Think about it: after two years with a Roku box we are simply running out of things to watch on Netflix streaming — and particularly quality TV shows, which are our standard fare these days. No other flat-rate service can provide them, especially not the pathetic Hulu Plus, which not only makes you pay money to watch commercials, but basically takes a whole tranche of content and makes sure it’s not available to anyone with a dedicated content streaming device. I mean really.

Basically there is a doughnut hole in content offerings these days: a great, viable streaming option offered by Netflix with limited selection but great pricing; and ridiculously over-priced on-demand offerings from Apple, Amazon, and whatnot, which offer even greater selection and convenience, but which are just ridiculous overpriced when compared to every other way of watching television.

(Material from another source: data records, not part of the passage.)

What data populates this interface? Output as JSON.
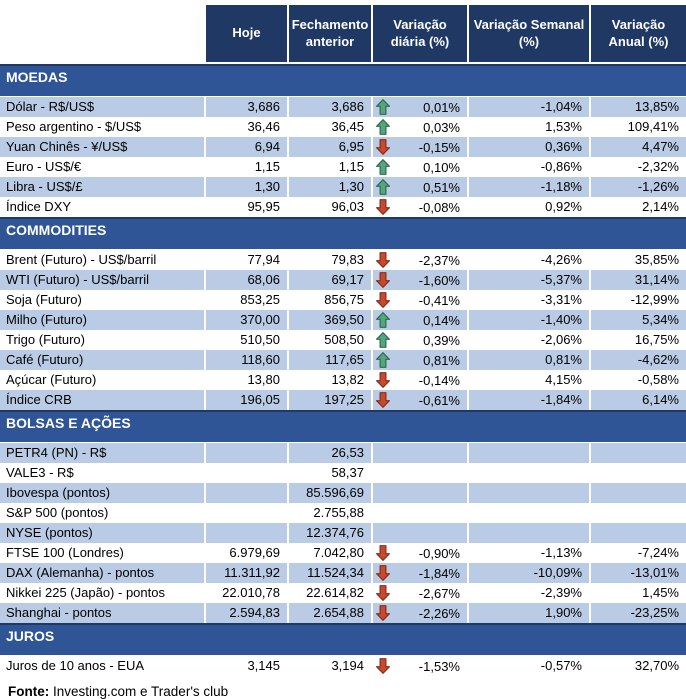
{
  "table": {
    "columns": [
      "Hoje",
      "Fechamento anterior",
      "Variação diária (%)",
      "Variação Semanal (%)",
      "Variação Anual (%)"
    ],
    "sections": [
      {
        "title": "MOEDAS",
        "rows": [
          {
            "label": "Dólar - R$/US$",
            "hoje": "3,686",
            "fechamento": "3,686",
            "arrow": "up",
            "daily": "0,01%",
            "weekly": "-1,04%",
            "annual": "13,85%",
            "shaded": true
          },
          {
            "label": "Peso argentino - $/US$",
            "hoje": "36,46",
            "fechamento": "36,45",
            "arrow": "up",
            "daily": "0,03%",
            "weekly": "1,53%",
            "annual": "109,41%",
            "shaded": false
          },
          {
            "label": "Yuan Chinês - ¥/US$",
            "hoje": "6,94",
            "fechamento": "6,95",
            "arrow": "down",
            "daily": "-0,15%",
            "weekly": "0,36%",
            "annual": "4,47%",
            "shaded": true
          },
          {
            "label": "Euro - US$/€",
            "hoje": "1,15",
            "fechamento": "1,15",
            "arrow": "up",
            "daily": "0,10%",
            "weekly": "-0,86%",
            "annual": "-2,32%",
            "shaded": false
          },
          {
            "label": "Libra - US$/£",
            "hoje": "1,30",
            "fechamento": "1,30",
            "arrow": "up",
            "daily": "0,51%",
            "weekly": "-1,18%",
            "annual": "-1,26%",
            "shaded": true
          },
          {
            "label": "Índice DXY",
            "hoje": "95,95",
            "fechamento": "96,03",
            "arrow": "down",
            "daily": "-0,08%",
            "weekly": "0,92%",
            "annual": "2,14%",
            "shaded": false
          }
        ]
      },
      {
        "title": "COMMODITIES",
        "rows": [
          {
            "label": "Brent (Futuro) - US$/barril",
            "hoje": "77,94",
            "fechamento": "79,83",
            "arrow": "down",
            "daily": "-2,37%",
            "weekly": "-4,26%",
            "annual": "35,85%",
            "shaded": false
          },
          {
            "label": "WTI (Futuro) - US$/barril",
            "hoje": "68,06",
            "fechamento": "69,17",
            "arrow": "down",
            "daily": "-1,60%",
            "weekly": "-5,37%",
            "annual": "31,14%",
            "shaded": true
          },
          {
            "label": "Soja (Futuro)",
            "hoje": "853,25",
            "fechamento": "856,75",
            "arrow": "down",
            "daily": "-0,41%",
            "weekly": "-3,31%",
            "annual": "-12,99%",
            "shaded": false
          },
          {
            "label": "Milho (Futuro)",
            "hoje": "370,00",
            "fechamento": "369,50",
            "arrow": "up",
            "daily": "0,14%",
            "weekly": "-1,40%",
            "annual": "5,34%",
            "shaded": true
          },
          {
            "label": "Trigo (Futuro)",
            "hoje": "510,50",
            "fechamento": "508,50",
            "arrow": "up",
            "daily": "0,39%",
            "weekly": "-2,06%",
            "annual": "16,75%",
            "shaded": false
          },
          {
            "label": "Café (Futuro)",
            "hoje": "118,60",
            "fechamento": "117,65",
            "arrow": "up",
            "daily": "0,81%",
            "weekly": "0,81%",
            "annual": "-4,62%",
            "shaded": true
          },
          {
            "label": "Açúcar (Futuro)",
            "hoje": "13,80",
            "fechamento": "13,82",
            "arrow": "down",
            "daily": "-0,14%",
            "weekly": "4,15%",
            "annual": "-0,58%",
            "shaded": false
          },
          {
            "label": "Índice CRB",
            "hoje": "196,05",
            "fechamento": "197,25",
            "arrow": "down",
            "daily": "-0,61%",
            "weekly": "-1,84%",
            "annual": "6,14%",
            "shaded": true
          }
        ]
      },
      {
        "title": "BOLSAS E AÇÕES",
        "rows": [
          {
            "label": "PETR4 (PN) - R$",
            "hoje": "",
            "fechamento": "26,53",
            "arrow": "",
            "daily": "",
            "weekly": "",
            "annual": "",
            "shaded": true
          },
          {
            "label": "VALE3 - R$",
            "hoje": "",
            "fechamento": "58,37",
            "arrow": "",
            "daily": "",
            "weekly": "",
            "annual": "",
            "shaded": false
          },
          {
            "label": "Ibovespa (pontos)",
            "hoje": "",
            "fechamento": "85.596,69",
            "arrow": "",
            "daily": "",
            "weekly": "",
            "annual": "",
            "shaded": true
          },
          {
            "label": "S&P 500 (pontos)",
            "hoje": "",
            "fechamento": "2.755,88",
            "arrow": "",
            "daily": "",
            "weekly": "",
            "annual": "",
            "shaded": false
          },
          {
            "label": "NYSE (pontos)",
            "hoje": "",
            "fechamento": "12.374,76",
            "arrow": "",
            "daily": "",
            "weekly": "",
            "annual": "",
            "shaded": true
          },
          {
            "label": "FTSE 100 (Londres)",
            "hoje": "6.979,69",
            "fechamento": "7.042,80",
            "arrow": "down",
            "daily": "-0,90%",
            "weekly": "-1,13%",
            "annual": "-7,24%",
            "shaded": false
          },
          {
            "label": "DAX (Alemanha) - pontos",
            "hoje": "11.311,92",
            "fechamento": "11.524,34",
            "arrow": "down",
            "daily": "-1,84%",
            "weekly": "-10,09%",
            "annual": "-13,01%",
            "shaded": true
          },
          {
            "label": "Nikkei 225 (Japão) - pontos",
            "hoje": "22.010,78",
            "fechamento": "22.614,82",
            "arrow": "down",
            "daily": "-2,67%",
            "weekly": "-2,39%",
            "annual": "1,45%",
            "shaded": false
          },
          {
            "label": "Shanghai - pontos",
            "hoje": "2.594,83",
            "fechamento": "2.654,88",
            "arrow": "down",
            "daily": "-2,26%",
            "weekly": "1,90%",
            "annual": "-23,25%",
            "shaded": true
          }
        ]
      },
      {
        "title": "JUROS",
        "rows": [
          {
            "label": "Juros de 10 anos - EUA",
            "hoje": "3,145",
            "fechamento": "3,194",
            "arrow": "down",
            "daily": "-1,53%",
            "weekly": "-0,57%",
            "annual": "32,70%",
            "shaded": false
          }
        ]
      }
    ]
  },
  "footer": {
    "label": "Fonte:",
    "text": " Investing.com e Trader's club"
  },
  "icons": {
    "up": "up-arrow-icon",
    "down": "down-arrow-icon"
  },
  "colors": {
    "header_bg": "#1F3864",
    "section_bg": "#2F5597",
    "section_border_top": "#1F3864",
    "row_shaded_bg": "#B9CBE5",
    "row_white_bg": "#FFFFFF",
    "header_text": "#FFFFFF",
    "body_text": "#000000",
    "arrow_up_fill": "#55A57D",
    "arrow_up_stroke": "#2E6B50",
    "arrow_down_fill": "#C74A2C",
    "arrow_down_stroke": "#8B2D1B"
  }
}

It might just be us — we were relatively early adopters of Netflix, have pretty strange tastes (read: only watch the documentaries our friends were in) and have been watching for a while. The cabinet is starting to look a little bare. But look: we watch basically two hours of TV a night after the kids go to sleep, which is like US$120 a night if you were to buy it off of your Roku at the cheapest prices going in the on-demand market. At that price, why not just pay for cable?

In the long run, it’s not clear to me that cheap flat rate services will win over premium-priced on-delivery — especially once Big Content gets its confidence back up in the new digital marketplace. At the moment, it looks like the right choice for us is yesterday’s media.